Unfortunately, the main institution where the research took place is a commercial laboratory, and the last author of the manuscript is the chief executive officer of this business. The last author has been clear that they do not agree to adding the complainants as authors. In fact, they have stated that they are going to sue the complainants for their allegations.
The journal has reached out to some of the other institutions listed on the manuscript to see if they would be willing to investigate, but there has been no reply after repeated attempts.
The journal does not have unequivocal evidence that the complainants should be coauthors. There is little direct overlap between the patent and the article in the text or figures. The authors of the article have denied that the patent co-inventors participated in the specific research presented in the article and stated that they were involved at a much earlier stage. Both sides are accusing the other side of providing false information, and the journal has no way of verifying this (eg, who conducted which experiments or provided blood samples).
The complainants continue to insist that the journal should handle this inhouse and that the patent they co-wrote and that overlaps with the article should be enough to determine authorship.
For the moment, no action has been taken. Given that the complainant is an associate editor, the journal would like to ensure that all actions have been considered.
Question for the Forum
- What further actions can the journal take to help resolve the situation?
The Forum asked if the patent holders were involved in the research. If the research involved the patented tool, and this was acknowledged in the paper, it seems unlikely that the patent holders should be listed as authors, unless they directly contributed to the paper.
It is up to the associate editor to demonstrate the overlap between the patent and the article, and therefore the journal should ask the associate editor for evidence of the overlap that would suggest contribution. The journal confirmed that they have contributorship and authorship policies and that authors write contributor statements. Solely being a patent holder would not usually meet the criteria for authorship of the journal. The Forum advised that the journal needs to adequately confirm the contributions of each author.
A suggestion was to allow the courts to decide on the issue of overlap and the patent—the editor is not in a position to make that judgement. Editors or editorial boards cannot adjudicate in these situations.
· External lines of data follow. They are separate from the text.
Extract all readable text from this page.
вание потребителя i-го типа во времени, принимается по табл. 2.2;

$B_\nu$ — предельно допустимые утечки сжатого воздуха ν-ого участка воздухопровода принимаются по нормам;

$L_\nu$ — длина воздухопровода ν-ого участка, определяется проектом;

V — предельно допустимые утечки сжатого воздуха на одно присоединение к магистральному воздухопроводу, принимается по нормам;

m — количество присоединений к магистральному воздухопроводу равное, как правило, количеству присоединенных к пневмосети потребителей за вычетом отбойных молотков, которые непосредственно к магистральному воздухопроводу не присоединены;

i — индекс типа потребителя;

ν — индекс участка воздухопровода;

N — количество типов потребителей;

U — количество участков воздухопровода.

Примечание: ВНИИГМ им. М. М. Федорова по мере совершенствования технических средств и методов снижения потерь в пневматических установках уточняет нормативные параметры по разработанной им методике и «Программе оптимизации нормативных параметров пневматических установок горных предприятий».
COPE guidance would normally recommend contacting the institution and asking them to investigate, but as there is no institution involved here, the journal should escalate to a higher authority, such as the funding agency. Because the case involves an associate editor of the journal, asking a third party to investigate is important to avoid any perception of a conflict of interest within the journal.
The journal might consider publishing an expression of concern while a third party or outside body investigates the case. If the journal decides on this course of action, they should tell the authors that they plan to publish an expression of concern.